In coalescent theory, the ancestral process is the number of active ancestral lineages at time t. Recall that we can think of the coalescent process as modeling the relationship back in time between a sample of haploid individuals at a single neutral locus, in a population of constant size 2N. In the previous vignette, we showed the time until two individuals coalesce, $T_2$, is an exponential random variable with parameter 1. We then extended this idea to show that for a sample of size n, each coalescent coalescent time, $T_n, T_{n-1}, ... T_2$, is an independent random variable where $T_i \sim exp{{i}\choose{2}}$. So each time a coalescent event happens, we are transitioning from $i$ to $i-1$ lineages after waiting $T_i \sim exp{{i}\choose{2}}$ amount of time.

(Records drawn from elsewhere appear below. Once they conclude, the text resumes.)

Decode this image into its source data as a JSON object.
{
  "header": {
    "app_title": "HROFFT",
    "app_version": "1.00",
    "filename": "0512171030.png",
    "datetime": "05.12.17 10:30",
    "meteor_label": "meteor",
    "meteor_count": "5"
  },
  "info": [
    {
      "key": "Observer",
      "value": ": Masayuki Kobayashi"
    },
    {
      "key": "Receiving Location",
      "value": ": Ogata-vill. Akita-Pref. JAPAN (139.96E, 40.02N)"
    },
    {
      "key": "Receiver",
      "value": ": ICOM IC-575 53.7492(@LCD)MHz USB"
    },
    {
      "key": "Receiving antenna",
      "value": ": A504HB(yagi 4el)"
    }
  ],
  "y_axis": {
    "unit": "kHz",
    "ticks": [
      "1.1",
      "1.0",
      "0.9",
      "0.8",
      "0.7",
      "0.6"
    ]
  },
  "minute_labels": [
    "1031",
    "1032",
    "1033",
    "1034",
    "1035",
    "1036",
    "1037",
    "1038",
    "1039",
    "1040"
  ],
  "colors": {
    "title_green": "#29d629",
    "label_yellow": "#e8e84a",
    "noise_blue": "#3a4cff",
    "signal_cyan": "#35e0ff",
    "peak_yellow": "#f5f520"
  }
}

Keeping this in mind, we can define the ancestral process as a continuous time Markov chain where the states are the number of active lineages (1,2, .., n) in generation t:

$$A_n(t) := \text{number of distinct lineages in generation t of a sample of size n at time 0} $$

### Deriving Kingman's Coalescent

We will first re-derive the results from the previous vignette while explicitly considering the ancestral process as a continuous time Markov chain. Mainly, we will show that the coalescent process describes the ancestral process for a sample of fixed size n in the limit as N approaches infinity in the Wright-Fisher model. Remember that in the wright-fisher model we assume a fixed population size (in this case N) and that the j parents of i individuals are sampled with replacement from the N possible parents in the previous generation. This process is described by the expression below where i is the number of active lineages in the current generation and j is the number of ancestral lineages in the previous generation.

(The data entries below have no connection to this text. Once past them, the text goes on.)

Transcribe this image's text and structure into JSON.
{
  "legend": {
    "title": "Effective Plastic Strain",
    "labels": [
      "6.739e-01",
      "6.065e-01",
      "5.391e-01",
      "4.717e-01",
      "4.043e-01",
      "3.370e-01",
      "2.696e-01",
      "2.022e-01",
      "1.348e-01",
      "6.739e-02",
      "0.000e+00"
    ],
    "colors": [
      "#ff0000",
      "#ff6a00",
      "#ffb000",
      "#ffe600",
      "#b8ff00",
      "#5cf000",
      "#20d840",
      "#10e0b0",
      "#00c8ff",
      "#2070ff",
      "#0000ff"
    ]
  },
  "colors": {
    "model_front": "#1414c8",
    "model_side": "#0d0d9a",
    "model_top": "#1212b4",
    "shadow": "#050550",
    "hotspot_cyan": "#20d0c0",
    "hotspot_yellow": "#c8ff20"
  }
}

$$G_{i,j} := P(\text{i individuals have j separate parents)}= \frac{N(N-1)...(N-j+1)\delta_k^{(j)}}{N^i} \\ 1 \le j \le i$$

This probability can be broken into three parts:
$\bullet \ N(N-1)...(N-j+1)$ is a descending factorial that describes the number of ways that you can choose j parents
$\bullet \ \delta_k^{(j)}$ is a Stirling number of the second kind, it describes the number of ways to assign k individuals to their j parents
$\bullet \ N^i$ is the total number of ways of assigning the number of i individuals to their parents (there are N possible parents)

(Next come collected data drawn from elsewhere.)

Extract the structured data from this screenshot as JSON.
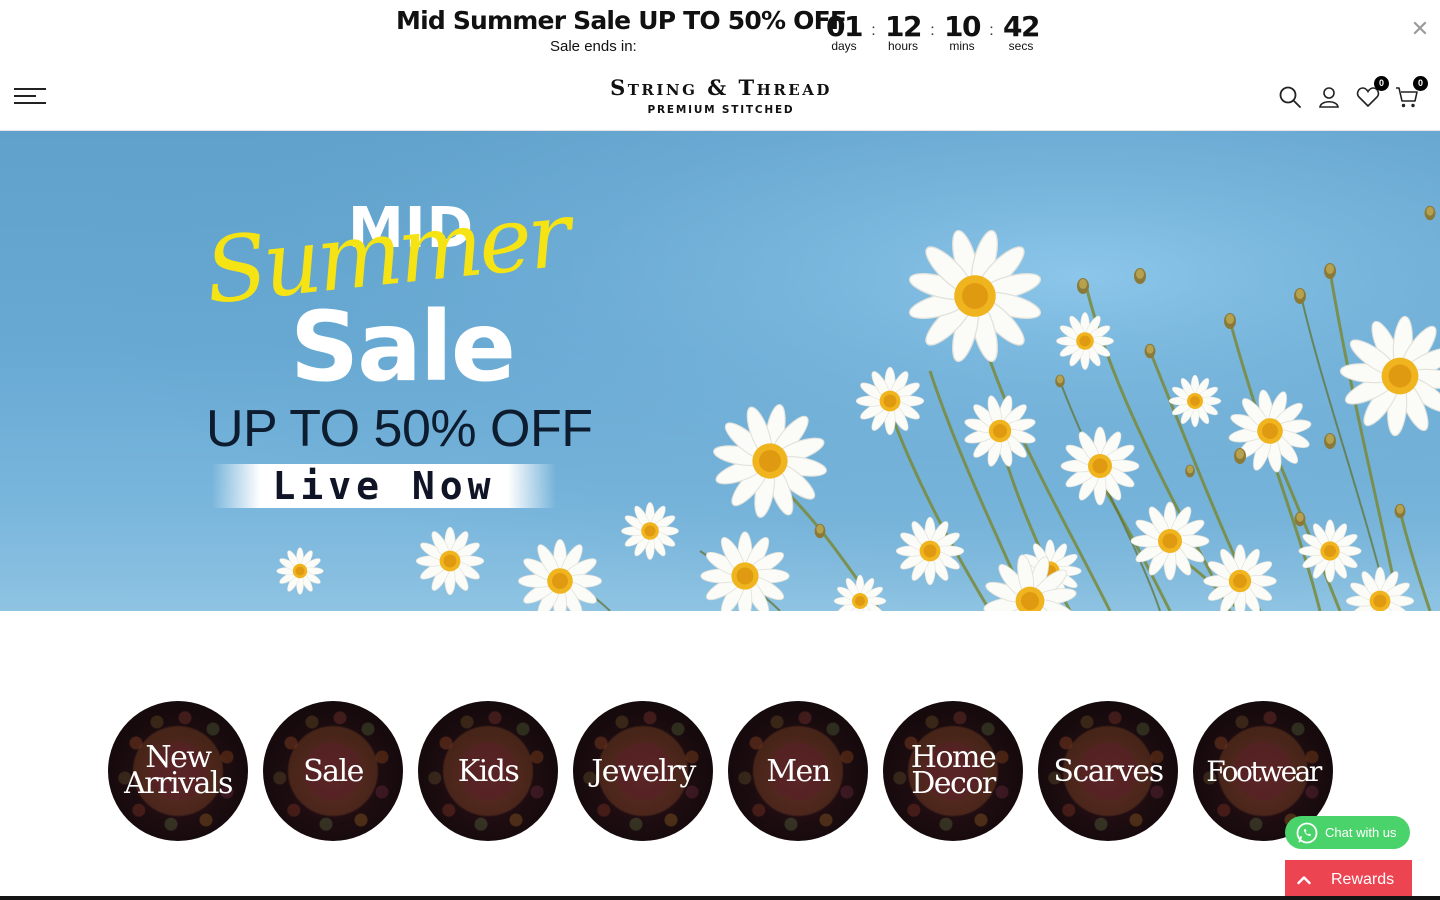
{
  "announcement": {
    "title": "Mid Summer Sale UP TO 50% OFF",
    "subtitle": "Sale ends in:",
    "countdown": [
      {
        "value": "01",
        "label": "days"
      },
      {
        "value": "12",
        "label": "hours"
      },
      {
        "value": "10",
        "label": "mins"
      },
      {
        "value": "42",
        "label": "secs"
      }
    ],
    "separator": ":",
    "close_icon": "close-icon"
  },
  "header": {
    "logo_main": "String & Thread",
    "logo_sub": "PREMIUM STITCHED",
    "icons": [
      "menu-icon",
      "search-icon",
      "account-icon",
      "wishlist-icon",
      "cart-icon"
    ],
    "wishlist_count": "0",
    "cart_count": "0"
  },
  "hero": {
    "line1": "MID",
    "line2": "Summer",
    "line3": "Sale",
    "line4": "UP TO 50% OFF",
    "cta": "Live Now",
    "accent_color": "#f5e313"
  },
  "categories": [
    {
      "label": "New Arrivals"
    },
    {
      "label": "Sale"
    },
    {
      "label": "Kids"
    },
    {
      "label": "Jewelry"
    },
    {
      "label": "Men"
    },
    {
      "label": "Home Decor"
    },
    {
      "label": "Scarves"
    },
    {
      "label": "Footwear"
    }
  ],
  "widgets": {
    "chat_label": "Chat with us",
    "chat_color": "#4bd36b",
    "rewards_label": "Rewards",
    "rewards_color": "#ec4451"
  }
}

Taken together, $G_{i,j}$ describes the probability of i individuals having j separate ancestors (remember that $j \le i$ because individuals cannot have more than one parent). Since our CTMC is defined as the number of lineages at a given time, $G_{ij}$ describes the transition probabilities for our CTMC:

$$P(A_n(t+1) = i|A_n(t) = j) = G_{ij}$$

When we look closer at this transition probability, we can see that Kingman's coalescent does not apply when we have a fixed population size N. Right now, i individuals can have anywhere from i to 1 distinct parents. However, we know that Kingman's coalescent only allows only one coalescent event per generation, in other words, i individuals can have only i or i - 1 parents. We will now show that for large N, we recover Kingman's coalescent.

First let's consider the case where i individuals have i - 1 parents.

$$G_{i,i-1} = \delta_i^{(i-1)}\frac{N(N-1)...N(N-k+1)}{N^i} = {{i}\choose{2}}\frac{1}{N} + O(N^{-2})$$


We can arrive at the above statement by first recalling that $\delta_k^{(k-1)} = {{k}\choose{2}}$ and recognizing that the other terms are proportional to $1/N^2$ and will decay quickly when N is is very large.

Next, we will consider the other two possibilities. First that i individuals have fewer than i - 1 parents and the case where they have exactly i parents:

$$G_{i,j} = \delta_i^{(j)}\frac{N(N-1)...N(N-j+1)}{N^i}= O(N^{-2}) \ \text{for} \ j <i-1$$

$$G_{i,i} = \delta_i^{(i)}N^{-i} N(N-1)..(N-i+1) = 1-{{i}\choose{2}}\frac{1}{N} + O(N^{-2})$$

Now we can show formally, that in the limit as N tends to infinity, the ancestral process converges to the continuous-time coalescent process. In order to do this we are again going to re-scale time so that one unit of t corresponds to N generations.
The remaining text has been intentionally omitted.